À quelle vitesse, dès le premier tableau, on prend le héros, vrai sacripant et bon zig aviné sous perfusion, la main dans le carton à pizza ! Engraissé jusqu’au cou, le Falstaff généreux et profond du baryton Elia Fabbian tient la baraque, assigné au lit dans un large pyjama à rayures, le corps couvert d’énormes postiches.
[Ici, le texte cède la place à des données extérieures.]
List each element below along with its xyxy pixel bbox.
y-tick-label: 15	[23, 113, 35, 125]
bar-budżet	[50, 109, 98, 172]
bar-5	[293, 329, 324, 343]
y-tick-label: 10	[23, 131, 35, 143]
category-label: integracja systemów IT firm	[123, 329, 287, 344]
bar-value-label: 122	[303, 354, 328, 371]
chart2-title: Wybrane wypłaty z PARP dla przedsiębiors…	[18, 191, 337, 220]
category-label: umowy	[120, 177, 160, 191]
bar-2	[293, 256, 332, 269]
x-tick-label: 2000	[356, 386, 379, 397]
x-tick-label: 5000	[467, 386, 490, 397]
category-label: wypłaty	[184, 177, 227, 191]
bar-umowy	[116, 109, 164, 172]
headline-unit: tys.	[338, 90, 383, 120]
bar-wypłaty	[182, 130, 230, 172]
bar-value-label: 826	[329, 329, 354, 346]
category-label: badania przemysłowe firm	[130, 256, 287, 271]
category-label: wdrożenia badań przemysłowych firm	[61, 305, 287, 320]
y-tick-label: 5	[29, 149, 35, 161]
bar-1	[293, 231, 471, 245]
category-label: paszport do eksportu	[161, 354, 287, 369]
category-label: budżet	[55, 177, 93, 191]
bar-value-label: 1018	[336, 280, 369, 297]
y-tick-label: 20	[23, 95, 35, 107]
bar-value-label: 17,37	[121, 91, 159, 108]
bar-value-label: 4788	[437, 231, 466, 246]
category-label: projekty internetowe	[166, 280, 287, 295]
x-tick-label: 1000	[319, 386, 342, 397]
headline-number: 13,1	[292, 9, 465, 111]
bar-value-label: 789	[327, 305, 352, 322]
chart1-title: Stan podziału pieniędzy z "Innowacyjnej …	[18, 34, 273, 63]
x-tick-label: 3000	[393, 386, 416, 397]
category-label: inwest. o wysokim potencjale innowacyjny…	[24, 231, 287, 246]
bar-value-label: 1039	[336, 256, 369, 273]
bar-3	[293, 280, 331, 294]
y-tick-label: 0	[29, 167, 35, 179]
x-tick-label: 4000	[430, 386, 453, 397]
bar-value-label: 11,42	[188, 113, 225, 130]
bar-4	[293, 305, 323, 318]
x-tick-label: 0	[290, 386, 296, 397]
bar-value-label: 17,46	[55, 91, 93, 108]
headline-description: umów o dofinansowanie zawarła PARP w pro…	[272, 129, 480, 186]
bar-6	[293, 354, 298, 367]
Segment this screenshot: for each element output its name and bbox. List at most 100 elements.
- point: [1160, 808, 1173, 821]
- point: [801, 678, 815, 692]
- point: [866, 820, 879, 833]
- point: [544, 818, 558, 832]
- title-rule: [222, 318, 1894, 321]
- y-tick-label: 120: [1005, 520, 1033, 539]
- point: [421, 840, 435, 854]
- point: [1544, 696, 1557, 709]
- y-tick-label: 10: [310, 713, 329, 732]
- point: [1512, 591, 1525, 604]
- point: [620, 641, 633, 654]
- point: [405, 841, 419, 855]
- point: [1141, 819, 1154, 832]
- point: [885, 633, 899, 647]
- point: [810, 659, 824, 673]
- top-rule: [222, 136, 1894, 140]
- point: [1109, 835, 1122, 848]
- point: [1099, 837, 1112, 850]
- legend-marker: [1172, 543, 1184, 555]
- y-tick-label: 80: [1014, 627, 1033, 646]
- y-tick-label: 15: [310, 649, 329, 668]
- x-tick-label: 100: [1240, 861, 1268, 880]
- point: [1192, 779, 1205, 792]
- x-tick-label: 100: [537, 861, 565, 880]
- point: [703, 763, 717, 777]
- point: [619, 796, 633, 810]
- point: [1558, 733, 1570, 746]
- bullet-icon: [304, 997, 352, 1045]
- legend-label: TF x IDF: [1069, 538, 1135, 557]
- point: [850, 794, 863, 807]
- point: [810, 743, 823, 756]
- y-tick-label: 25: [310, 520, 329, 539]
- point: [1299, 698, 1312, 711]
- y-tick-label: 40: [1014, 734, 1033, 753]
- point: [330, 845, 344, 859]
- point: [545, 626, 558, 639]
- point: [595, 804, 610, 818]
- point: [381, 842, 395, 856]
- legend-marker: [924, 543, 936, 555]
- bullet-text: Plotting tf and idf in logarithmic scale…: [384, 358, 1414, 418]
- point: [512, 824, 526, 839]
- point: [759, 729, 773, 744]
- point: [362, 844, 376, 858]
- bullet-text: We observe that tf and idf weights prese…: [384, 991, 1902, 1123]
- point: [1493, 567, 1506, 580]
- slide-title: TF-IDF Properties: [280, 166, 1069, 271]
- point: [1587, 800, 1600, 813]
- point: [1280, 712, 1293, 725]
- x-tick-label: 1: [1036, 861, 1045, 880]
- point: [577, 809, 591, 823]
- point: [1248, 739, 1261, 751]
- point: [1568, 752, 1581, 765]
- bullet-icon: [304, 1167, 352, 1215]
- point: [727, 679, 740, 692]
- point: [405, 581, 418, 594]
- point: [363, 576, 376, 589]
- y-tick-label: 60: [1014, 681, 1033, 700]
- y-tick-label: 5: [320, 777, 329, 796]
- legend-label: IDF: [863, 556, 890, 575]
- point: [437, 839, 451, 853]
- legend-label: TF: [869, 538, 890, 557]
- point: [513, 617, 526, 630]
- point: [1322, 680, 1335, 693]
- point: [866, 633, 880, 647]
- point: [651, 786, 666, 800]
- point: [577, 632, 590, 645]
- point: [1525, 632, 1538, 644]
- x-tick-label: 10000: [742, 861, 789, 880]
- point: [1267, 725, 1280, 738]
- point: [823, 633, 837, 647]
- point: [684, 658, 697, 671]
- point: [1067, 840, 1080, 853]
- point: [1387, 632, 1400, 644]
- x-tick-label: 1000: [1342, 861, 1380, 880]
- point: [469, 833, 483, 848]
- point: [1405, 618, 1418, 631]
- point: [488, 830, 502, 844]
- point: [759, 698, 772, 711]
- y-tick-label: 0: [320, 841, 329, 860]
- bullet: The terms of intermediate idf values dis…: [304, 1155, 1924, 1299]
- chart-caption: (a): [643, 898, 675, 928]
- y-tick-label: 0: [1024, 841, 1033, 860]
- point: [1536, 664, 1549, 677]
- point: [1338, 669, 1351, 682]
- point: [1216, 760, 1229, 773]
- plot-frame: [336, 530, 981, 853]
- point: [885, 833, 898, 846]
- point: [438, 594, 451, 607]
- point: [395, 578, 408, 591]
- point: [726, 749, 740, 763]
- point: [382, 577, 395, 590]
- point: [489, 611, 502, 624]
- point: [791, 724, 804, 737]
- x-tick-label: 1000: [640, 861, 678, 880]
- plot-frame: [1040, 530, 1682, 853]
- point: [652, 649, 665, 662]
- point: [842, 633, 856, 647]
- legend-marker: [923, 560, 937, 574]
Son air de la joie surprend, par-delà la puissante caricature, par le chant tempéré qui, loin de toute arrogance, dit moins la vantardise qu’une terrible honte de soi... En tout cas, dès la fabuleuse conversation lyrique augurale, Sir John trouve de remarquables partenaires en ses sbires, le strident Bardolfo du ténor Loïc Félix, énergique comme tout [lire nos chroniques d’Eugène Onéguine à Montpellier, Hippolyte et Aricie, Tosca, Turandot à Montpellier, Roméo et Juliette, Fantasio, Die Zauberflöte à Genève puis à Marseille, Die tote Stadt et A quiet place], et l’éruptif Pistola du baryton-basse Damien Pass au timbre d’airain [lire nos chroniques des Troqueurs, de Mirandolina, Street Scene, L’heure espagnole, Salome, Lulu, Rusalka, Il Turco in Italia, Orfeo, Le monstre du labyrinthe, Donnerstag aus Licht et Agrippina, ainsi que de son récital du 14 mars 2022]. Le Docteur Caïus du ténor Luca Lombardo n’est pas en reste, mieux en place dans l’intonation pantouflarde mais onctueuse partagée avec Falstaff, après l’entrée si ardue.

« Ceci est mon royaume, je l’agrandirai… ».
La truculence du rôle-titre est imparable et redouble dans la fosse, formidable panse musicale savamment remplie par l’Orchestre Philharmonique du Luxembourg et le soigneux Antonello Allemandi. Les velléités du gourmand y trouvent souvent un souffle fantasque et le grand air de l’honneur nous vaut une magistrale leçon, la strette finale semblant seulement un peu émoussée. Quoi qu’il en soit de la force orchestrale parfois discutable, en tant que Ford, le baryton Gezim Myshketa paraît très en réussite dans les accents changeants et la vis comica, signant ainsi un sublime air de la jalousie, aussi fin que boursouflé [lire nos chroniques de Turandot à Toulouse, La forza del destino et Les vêpres siciliennes].

Pour si virtuose farce, à rapprocher de Rossini, le maître du genre, les personnages féminins sont d’évidence très bien tenus. À commencer par la Quickly du mezzo Silvia Beltrami, expressive, douée pour le persiflage de commère et capable de subtils ornements [lire notre chronique du Joueur]. Le mezzo Julie Robard-Gendre aussi participe pleinement à la qualité saisissante des ensembles et fait en Meg de superbes étincelles au dernier acte, dans une marche d’apparence grotesque au lyrisme liturgique séduisant [lire nos chroniques de La conférence des oiseaux, Les quatre jumelles, La Cenerentola, Orphée et Eurydice, Eugène Onéguine à Metz, Nabucco et Der Zwerg], aux côtés Gabrielle Philiponet en merveilleuse Alice. Quelle pleine forme vocale dans le registre de la farce ! On apprécie l’audace renversante de la cantatrice française, attachée à la sincérité de ce personnage si cher à Verdi [lire nos chroniques de Dimitri, La bohème à Metz et Massy, enfin Carmen]. Le charme de soprano est, de plus, extrêmement frappant chez la sémillante Nannetta que livre Clara Guillon [lire notre chronique d’Ariane et Barbe-Bleue], notamment dans les duos bouleversants avec son galant Fenton bien confié au ténor Kévin Amiel.

Outre l’étourdissante fugue conclusive à dix voix, saluons, parmi les nombreux autres temps forts de la soirée, l’apport précieux et enthousiasmant du Chœur de l’Opéra de Lille, lors du génial finale de l’Acte II avec ses coups de théâtre à répétition. Ainsi, la passion pour Falstaff peut-elle bien perdurer, comme ode spirituelle à l’individu hors norme.